No indemnification for fines or civil penalties

No indemnification for fines or civil penalties

233.—(1) No amount may be paid out of the assets of an occupational or personal pension scheme for the purpose of reimbursing, or providing for the reimbursement of, any trustee or manager of the scheme in respect of—

(a)a fine imposed by way of penalty for an offence of which he is convicted, or

(b)a penalty which he is required to pay under or by virtue of Article 10 of the 1995 Order or section 164(4) of the Pension Schemes Act (civil penalties).

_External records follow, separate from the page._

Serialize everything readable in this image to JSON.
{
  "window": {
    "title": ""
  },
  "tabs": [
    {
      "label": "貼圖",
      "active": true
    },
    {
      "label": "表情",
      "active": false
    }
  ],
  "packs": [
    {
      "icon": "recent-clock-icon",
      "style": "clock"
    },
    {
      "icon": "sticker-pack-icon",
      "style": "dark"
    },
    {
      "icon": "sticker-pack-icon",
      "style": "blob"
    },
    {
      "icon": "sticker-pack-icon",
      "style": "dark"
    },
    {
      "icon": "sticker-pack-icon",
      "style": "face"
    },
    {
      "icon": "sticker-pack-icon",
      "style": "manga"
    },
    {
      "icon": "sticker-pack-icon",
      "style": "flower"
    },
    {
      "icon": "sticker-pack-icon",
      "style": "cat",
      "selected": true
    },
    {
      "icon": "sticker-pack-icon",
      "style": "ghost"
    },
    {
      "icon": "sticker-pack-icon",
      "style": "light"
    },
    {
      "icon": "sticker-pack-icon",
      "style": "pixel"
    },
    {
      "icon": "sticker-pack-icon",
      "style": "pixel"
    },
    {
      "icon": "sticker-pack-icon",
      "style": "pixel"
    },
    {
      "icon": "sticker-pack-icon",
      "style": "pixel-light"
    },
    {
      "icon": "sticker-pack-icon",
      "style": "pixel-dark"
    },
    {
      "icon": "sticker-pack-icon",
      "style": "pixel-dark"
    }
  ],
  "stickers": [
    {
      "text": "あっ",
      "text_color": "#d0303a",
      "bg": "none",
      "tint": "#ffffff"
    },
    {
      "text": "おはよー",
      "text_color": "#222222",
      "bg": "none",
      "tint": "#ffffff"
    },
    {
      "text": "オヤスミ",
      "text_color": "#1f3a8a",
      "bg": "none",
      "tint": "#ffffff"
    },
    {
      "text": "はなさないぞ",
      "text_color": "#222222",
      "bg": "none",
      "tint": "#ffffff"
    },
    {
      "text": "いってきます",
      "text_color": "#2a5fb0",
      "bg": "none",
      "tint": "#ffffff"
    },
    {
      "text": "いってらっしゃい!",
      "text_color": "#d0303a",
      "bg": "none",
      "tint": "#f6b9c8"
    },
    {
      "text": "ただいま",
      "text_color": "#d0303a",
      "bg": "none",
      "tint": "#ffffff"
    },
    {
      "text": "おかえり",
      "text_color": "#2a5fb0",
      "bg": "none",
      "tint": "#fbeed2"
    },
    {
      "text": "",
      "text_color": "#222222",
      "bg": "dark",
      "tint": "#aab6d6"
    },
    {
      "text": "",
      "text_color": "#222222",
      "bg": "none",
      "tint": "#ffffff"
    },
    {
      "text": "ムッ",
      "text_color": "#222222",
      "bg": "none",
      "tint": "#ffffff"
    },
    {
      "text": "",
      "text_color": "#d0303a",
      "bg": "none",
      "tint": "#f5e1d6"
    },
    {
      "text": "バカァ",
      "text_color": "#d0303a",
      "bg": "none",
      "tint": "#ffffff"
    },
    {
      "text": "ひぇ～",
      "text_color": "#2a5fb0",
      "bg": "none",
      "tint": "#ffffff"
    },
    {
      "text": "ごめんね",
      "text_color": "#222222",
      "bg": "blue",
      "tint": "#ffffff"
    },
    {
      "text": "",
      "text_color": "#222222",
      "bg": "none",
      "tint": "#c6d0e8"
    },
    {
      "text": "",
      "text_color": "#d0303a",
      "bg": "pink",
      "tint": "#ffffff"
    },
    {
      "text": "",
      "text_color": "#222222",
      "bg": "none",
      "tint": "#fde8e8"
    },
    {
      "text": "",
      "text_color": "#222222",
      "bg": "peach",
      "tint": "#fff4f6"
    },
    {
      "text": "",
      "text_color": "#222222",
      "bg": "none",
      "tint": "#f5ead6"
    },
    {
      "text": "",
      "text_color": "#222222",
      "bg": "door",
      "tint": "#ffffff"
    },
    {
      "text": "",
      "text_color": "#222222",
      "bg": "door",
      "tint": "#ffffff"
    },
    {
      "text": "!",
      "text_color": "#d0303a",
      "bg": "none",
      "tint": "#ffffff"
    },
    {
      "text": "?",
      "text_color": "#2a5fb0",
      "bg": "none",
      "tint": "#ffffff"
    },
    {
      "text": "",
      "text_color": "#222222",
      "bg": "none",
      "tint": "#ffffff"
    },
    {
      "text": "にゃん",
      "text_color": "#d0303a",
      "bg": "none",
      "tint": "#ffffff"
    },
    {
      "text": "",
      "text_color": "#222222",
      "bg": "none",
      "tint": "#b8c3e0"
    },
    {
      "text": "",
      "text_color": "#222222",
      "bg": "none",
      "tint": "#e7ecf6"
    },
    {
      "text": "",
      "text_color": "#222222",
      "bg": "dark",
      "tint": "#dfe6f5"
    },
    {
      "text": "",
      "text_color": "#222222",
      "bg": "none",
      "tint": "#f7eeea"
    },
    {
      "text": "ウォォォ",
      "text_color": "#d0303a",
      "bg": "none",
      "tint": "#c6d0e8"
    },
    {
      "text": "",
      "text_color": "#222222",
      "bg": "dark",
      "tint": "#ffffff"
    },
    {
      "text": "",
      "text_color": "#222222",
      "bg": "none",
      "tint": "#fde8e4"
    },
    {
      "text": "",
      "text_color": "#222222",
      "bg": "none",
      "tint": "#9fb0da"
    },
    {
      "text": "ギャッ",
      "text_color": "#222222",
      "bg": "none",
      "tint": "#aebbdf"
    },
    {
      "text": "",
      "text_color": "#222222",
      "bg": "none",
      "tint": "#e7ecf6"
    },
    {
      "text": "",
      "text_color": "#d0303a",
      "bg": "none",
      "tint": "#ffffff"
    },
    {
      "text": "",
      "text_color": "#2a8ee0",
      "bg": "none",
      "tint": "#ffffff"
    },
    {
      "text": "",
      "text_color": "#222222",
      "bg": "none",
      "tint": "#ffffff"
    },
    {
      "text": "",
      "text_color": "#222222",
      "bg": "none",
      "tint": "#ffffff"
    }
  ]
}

(2) For the purposes of paragraph (1), providing for the reimbursement of a trustee or manager in respect of a fine or penalty includes (among other things) providing for the payment of premiums in respect of a policy of insurance where the risk is or includes the imposition of such a fine or the requirement to pay such a penalty.

(3) Where any amount is paid out of the assets of an occupational or personal pension scheme in contravention of this Article, Article 10 of the 1995 Order Order (civil penalties) applies to any trustee or manager who fails to take all reasonable steps to secure compliance.

(4) Where a trustee or manager of an occupational or personal pension scheme—

(a)is reimbursed, out of the assets of the scheme or in consequence of provision for his reimbursement made out of those assets, in respect of any of the matters mentioned in paragraph (1)(a) or (b), and

(b)knows, or has reasonable grounds to believe, that he has been reimbursed as mentioned in sub-paragraph (a),

then, unless he has taken all reasonable steps to secure that he is not so reimbursed, he is guilty of an offence.

(5) A person guilty of an offence under paragraph (4) is liable—

(a)on summary conviction, to a fine not exceeding the statutory maximum, and

(b)on conviction on indictment, to imprisonment for a term not exceeding two years, or a fine, or both.